Hint: We can see clearly that we will have to check each option one by one. But, in this question, the problem is that we cannot draw 20 circles and check the number of regions because it is practically impossible. So, we are going to obtain a function of n (the number of circles). After obtaining the function, we will put the value of ‘n’ in the function and we will get the answer. So, let us proceed to solve the question.

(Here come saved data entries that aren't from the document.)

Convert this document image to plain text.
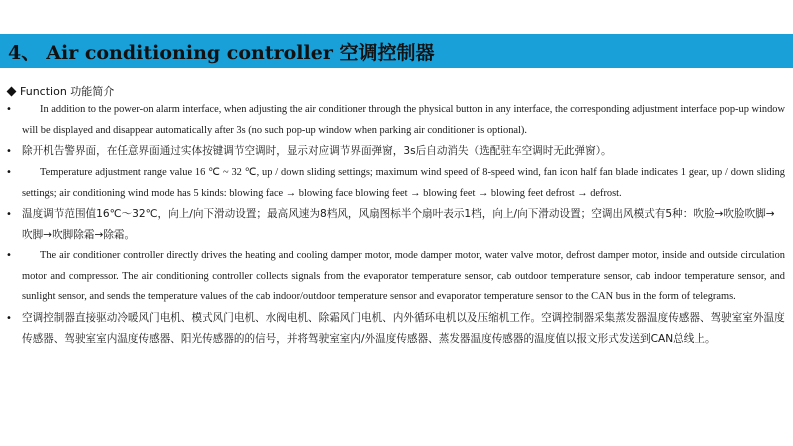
4、 Air conditioning controller 空调控制器
Function 功能简介
•	In addition to the power-on alarm interface, when adjusting the air conditioner through the physical button in any interface, the corresponding adjustment interface pop-up window will be displayed and disappear automatically after 3s (no such pop-up window when parking air conditioner is optional).
• 除开机告警界面，在任意界面通过实体按键调节空调时，显示对应调节界面弹窗，3s后自动消失（选配驻车空调时无此弹窗）。
•	Temperature adjustment range value 16 ℃ ~ 32 ℃, up / down sliding settings; maximum wind speed of 8-speed wind, fan icon half fan blade indicates 1 gear, up / down sliding settings; air conditioning wind mode has 5 kinds: blowing face → blowing face blowing feet → blowing feet → blowing feet defrost → defrost.
• 温度调节范围值16℃～32℃，向上/向下滑动设置；最高风速为8档风，风扇图标半个扇叶表示1档，向上/向下滑动设置；空调出风模式有5种：吹脸→吹脸吹脚→吹脚→吹脚除霜→除霜。
•	The air conditioner controller directly drives the heating and cooling damper motor, mode damper motor, water valve motor, defrost damper motor, inside and outside circulation motor and compressor. The air conditioning controller collects signals from the evaporator temperature sensor, cab outdoor temperature sensor, cab indoor temperature sensor, and sunlight sensor, and sends the temperature values of the cab indoor/outdoor temperature sensor and evaporator temperature sensor to the CAN bus in the form of telegrams.
• 空调控制器直接驱动冷暖风门电机、模式风门电机、水阀电机、除霜风门电机、内外循环电机以及压缩机工作。空调控制器采集蒸发器温度传感器、驾驶室室外温度传感器、驾驶室室内温度传感器、阳光传感器的的信号，并将驾驶室室内/外温度传感器、蒸发器温度传感器的温度值以报文形式发送到CAN总线上。
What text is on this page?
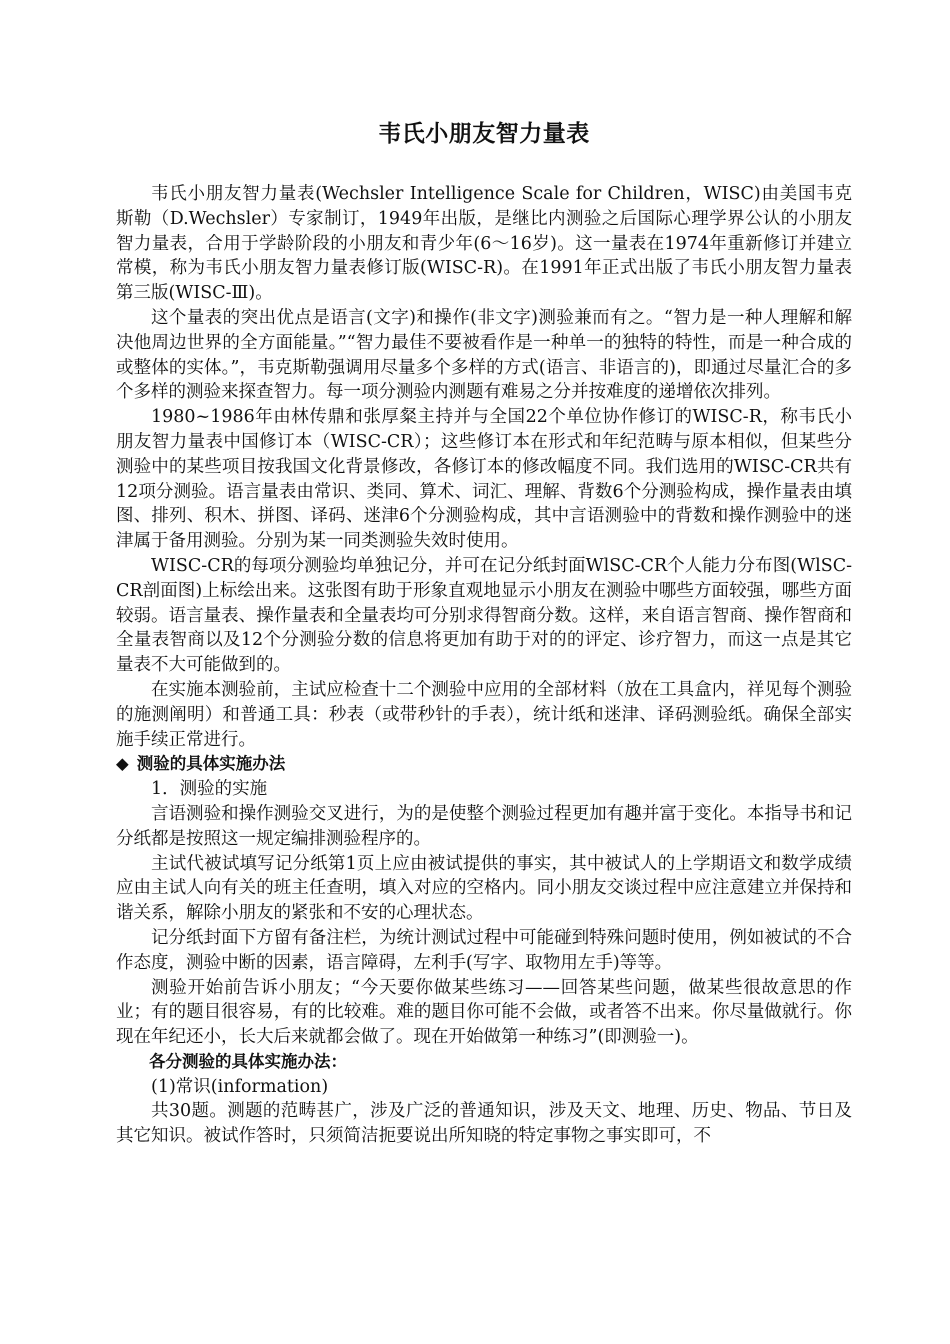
韦氏小朋友智力量表

韦氏小朋友智力量表(Wechsler Intelligence Scale for Children，WISC)由美国韦克斯勒（D.Wechsler）专家制订，1949年出版，是继比内测验之后国际心理学界公认的小朋友智力量表，合用于学龄阶段的小朋友和青少年(6～16岁)。这一量表在1974年重新修订并建立常模，称为韦氏小朋友智力量表修订版(WISC-R)。在1991年正式出版了韦氏小朋友智力量表第三版(WISC-Ⅲ)。

这个量表的突出优点是语言(文字)和操作(非文字)测验兼而有之。“智力是一种人理解和解决他周边世界的全方面能量。”“智力最佳不要被看作是一种单一的独特的特性，而是一种合成的或整体的实体。”，韦克斯勒强调用尽量多个多样的方式(语言、非语言的)，即通过尽量汇合的多个多样的测验来探查智力。每一项分测验内测题有难易之分并按难度的递增依次排列。

1980~1986年由林传鼎和张厚粲主持并与全国22个单位协作修订的WISC-R，称韦氏小朋友智力量表中国修订本（WISC-CR）；这些修订本在形式和年纪范畴与原本相似，但某些分测验中的某些项目按我国文化背景修改，各修订本的修改幅度不同。我们选用的WISC-CR共有12项分测验。语言量表由常识、类同、算术、词汇、理解、背数6个分测验构成，操作量表由填图、排列、积木、拼图、译码、迷津6个分测验构成，其中言语测验中的背数和操作测验中的迷津属于备用测验。分别为某一同类测验失效时使用。

WISC-CR的每项分测验均单独记分，并可在记分纸封面WlSC-CR个人能力分布图(WlSC-CR剖面图)上标绘出来。这张图有助于形象直观地显示小朋友在测验中哪些方面较强，哪些方面较弱。语言量表、操作量表和全量表均可分别求得智商分数。这样，来自语言智商、操作智商和全量表智商以及12个分测验分数的信息将更加有助于对的的评定、诊疗智力，而这一点是其它量表不大可能做到的。

在实施本测验前，主试应检查十二个测验中应用的全部材料（放在工具盒内，祥见每个测验的施测阐明）和普通工具：秒表（或带秒针的手表），统计纸和迷津、译码测验纸。确保全部实施手续正常进行。

◆ 测验的具体实施办法

1．测验的实施

言语测验和操作测验交叉进行，为的是使整个测验过程更加有趣并富于变化。本指导书和记分纸都是按照这一规定编排测验程序的。

主试代被试填写记分纸第1页上应由被试提供的事实，其中被试人的上学期语文和数学成绩应由主试人向有关的班主任查明，填入对应的空格内。同小朋友交谈过程中应注意建立并保持和谐关系，解除小朋友的紧张和不安的心理状态。

记分纸封面下方留有备注栏，为统计测试过程中可能碰到特殊问题时使用，例如被试的不合作态度，测验中断的因素，语言障碍，左利手(写字、取物用左手)等等。

测验开始前告诉小朋友；“今天要你做某些练习——回答某些问题，做某些很故意思的作业；有的题目很容易，有的比较难。难的题目你可能不会做，或者答不出来。你尽量做就行。你现在年纪还小，长大后来就都会做了。现在开始做第一种练习”(即测验一)。

各分测验的具体实施办法：

(1)常识(information)

共30题。测题的范畴甚广，涉及广泛的普通知识，涉及天文、地理、历史、物品、节日及其它知识。被试作答时，只须简洁扼要说出所知晓的特定事物之事实即可，不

Complete step-by-step answer:
Let us check, what will be the number of region if we take only one circle in a plane: -
 

We can see that one circle divides the plane with two regions. So, $f\left( 1 \right)=2$. Now, let us check what will happen if we take two circles.

Thus, the total number of regions obtained are 4. One region is the outer region, one region is the region between the intersection of two circles and the other two regions are the regions of individual circles. So, we can say that $f\left( 2 \right)=4$ . Now, let us check how many regions we will get if we take three circles in a plane.

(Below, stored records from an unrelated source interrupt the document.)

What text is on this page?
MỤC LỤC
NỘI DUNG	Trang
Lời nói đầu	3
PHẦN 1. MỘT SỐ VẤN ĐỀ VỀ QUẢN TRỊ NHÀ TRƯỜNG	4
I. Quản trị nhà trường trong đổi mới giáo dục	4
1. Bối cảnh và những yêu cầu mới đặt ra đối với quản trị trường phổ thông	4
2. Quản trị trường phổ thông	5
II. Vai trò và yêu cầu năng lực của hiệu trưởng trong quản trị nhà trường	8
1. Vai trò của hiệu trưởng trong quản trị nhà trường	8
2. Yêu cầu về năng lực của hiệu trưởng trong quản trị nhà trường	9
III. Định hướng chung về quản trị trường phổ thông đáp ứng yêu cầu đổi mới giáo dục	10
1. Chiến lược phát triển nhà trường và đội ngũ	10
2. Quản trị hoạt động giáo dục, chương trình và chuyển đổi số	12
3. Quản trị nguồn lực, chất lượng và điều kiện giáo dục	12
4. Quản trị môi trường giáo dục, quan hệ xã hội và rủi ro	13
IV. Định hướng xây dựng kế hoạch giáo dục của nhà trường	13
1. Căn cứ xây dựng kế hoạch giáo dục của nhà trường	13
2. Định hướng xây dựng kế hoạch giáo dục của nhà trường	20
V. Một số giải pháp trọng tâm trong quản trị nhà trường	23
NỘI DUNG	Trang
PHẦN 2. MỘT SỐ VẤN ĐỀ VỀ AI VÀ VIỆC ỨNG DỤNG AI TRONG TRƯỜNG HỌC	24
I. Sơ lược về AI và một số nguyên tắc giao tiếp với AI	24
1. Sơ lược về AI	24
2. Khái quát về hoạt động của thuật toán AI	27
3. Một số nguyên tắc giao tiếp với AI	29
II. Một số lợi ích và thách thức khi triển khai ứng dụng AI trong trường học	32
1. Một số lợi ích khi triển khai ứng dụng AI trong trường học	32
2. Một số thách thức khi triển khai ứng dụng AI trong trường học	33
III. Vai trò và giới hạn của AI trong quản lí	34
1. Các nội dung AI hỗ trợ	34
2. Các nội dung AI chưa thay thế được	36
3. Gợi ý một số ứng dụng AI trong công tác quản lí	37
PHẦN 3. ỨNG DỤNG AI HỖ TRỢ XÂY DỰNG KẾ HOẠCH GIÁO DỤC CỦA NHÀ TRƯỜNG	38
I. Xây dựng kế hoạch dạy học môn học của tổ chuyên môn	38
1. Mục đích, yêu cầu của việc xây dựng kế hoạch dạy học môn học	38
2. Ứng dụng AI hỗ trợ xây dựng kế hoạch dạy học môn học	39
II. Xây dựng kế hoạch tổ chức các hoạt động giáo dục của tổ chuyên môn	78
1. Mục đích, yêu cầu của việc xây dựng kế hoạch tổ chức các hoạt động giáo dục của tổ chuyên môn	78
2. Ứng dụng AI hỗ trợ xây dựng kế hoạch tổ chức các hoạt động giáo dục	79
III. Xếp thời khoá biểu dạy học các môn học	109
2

Here, we get the total number of regions as 8. So, in this case we can say that $f\left( 3 \right)=8$ . Now, let us take one more case in which the number of intersecting circles is 4. So, let us see what is the number of regions obtained.

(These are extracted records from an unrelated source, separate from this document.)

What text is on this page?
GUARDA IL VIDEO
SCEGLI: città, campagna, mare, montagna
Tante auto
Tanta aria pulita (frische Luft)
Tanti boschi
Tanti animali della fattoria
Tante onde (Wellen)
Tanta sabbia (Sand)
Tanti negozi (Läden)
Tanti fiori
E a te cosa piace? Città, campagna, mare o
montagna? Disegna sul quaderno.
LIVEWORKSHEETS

In this case, we get a total 14 regions. So, in this case, we can say that $f\left( 4 \right)=14$ . Now, we have enough values of function \[f\left( n \right)\] to generate our own function \[f\left( n \right)\] . We can see the pattern of n as: -
$f\left( 1 \right),f\left( 2 \right),f\left( 3 \right),f\left( 4 \right),.....\Rightarrow 2,4,8,14....$
The difference $f\left( 2 \right)-f\left( 1 \right)=4-2=2$
The difference $f\left( 3 \right)-f\left( 2 \right)=8-4=4$
The difference $f\left( 4 \right)-f\left( 3 \right)=14-8=6$
We can see that these differences are in A.P. So, the function \[f\left( n \right)\] will be quadratic. Let this function $f\left( n \right)=a{{n}^{2}}+bn+c$. Now, with the help of $f\left( 1 \right),f\left( 2 \right),f\left( 3 \right),f\left( 4 \right),$ we will find the values of a, b and c. So, let us solve
$f\left( 1 \right)=a{{\left( 1 \right)}^{2}}+b\left( 1 \right)+c$
$\Rightarrow a+b+c=2$ ………………………………(i)
$f\left( 2 \right)=a{{\left( 2 \right)}^{2}}+b\left( 2 \right)+c$
$\Rightarrow 4a+2b+c=4$ ………………………..(ii)
$f\left( 3 \right)=a{{\left( 3 \right)}^{2}}+b\left( 3 \right)+c$
$\Rightarrow 9a+3b+c=8$ …………………………….(iii)
Now, we subtract (ii) from (iii). After subtracting we get: -
$5a+b=4$ …………………………..(iv)
Now, we subtract (i) from (ii). After subtracting we get: -
$3a+b=2$ …………………………..(v)
Now, we subtract (iv) from (v). After subtracting we get: -
$2a=2$
$\Rightarrow a=1$
Now, we will put $a=1$ in equation (v) to get the value of b. After putting this, we get: -
$3\left( 1 \right)+b=2$
$\Rightarrow b=-1$
Now, we will put the values of a and b in (i). After putting we get: -
$1-1+c=2$
$\Rightarrow c=2$
So, now we have the values of a, b and c. So, the required function \[f\left( n \right)\] will be: -
$f\left( n \right)={{n}^{2}}-n+2$
Now, we are going to check each option one by one.
Option (a): - $f\left( 20 \right)={{\left( 20 \right)}^{2}}-20+2=400-20+2=382$
Therefore, $f\left( 20 \right)=382$
Option (b): - Let us check the nature of \[f\left( n \right)\] at the integer values
$f\left( n \right)={{n}^{2}}-n+2$
$=n\left( n-1 \right)+2$
$n\left( n-1 \right)$ is an even number and 2 is an even number, so \[f\left( n \right)\] will always be even.
Option (c): - In option (c), we have to find the value of $f\left( 10 \right)$ . $f\left( 10 \right)={{\left( 10 \right)}^{2}}-\left( 10 \right)+2=32$
Option (d): - \[f\left( n \right)\] will always be even.
Hence, (a), (b) and (c) are correct.

Note: We must assume that the function formed is a quadratic in n. This is because the difference between the consecutive terms form an A.P. and this difference is the first difference. This can be explained as follows: - Any series whose ${{r}^{th}}$ difference is in AP then the general term of the series is ${{a}_{1}}{{n}^{r+1}}+{{a}_{2}}{{n}^{r}}+{{a}_{3}}{{n}^{r-1}}.....{{a}_{r+1}}n+{{a}_{r+2}}$ . In the above series, when we put the value of $r=1$ (because we have the first difference as AP), we get a quadratic equation.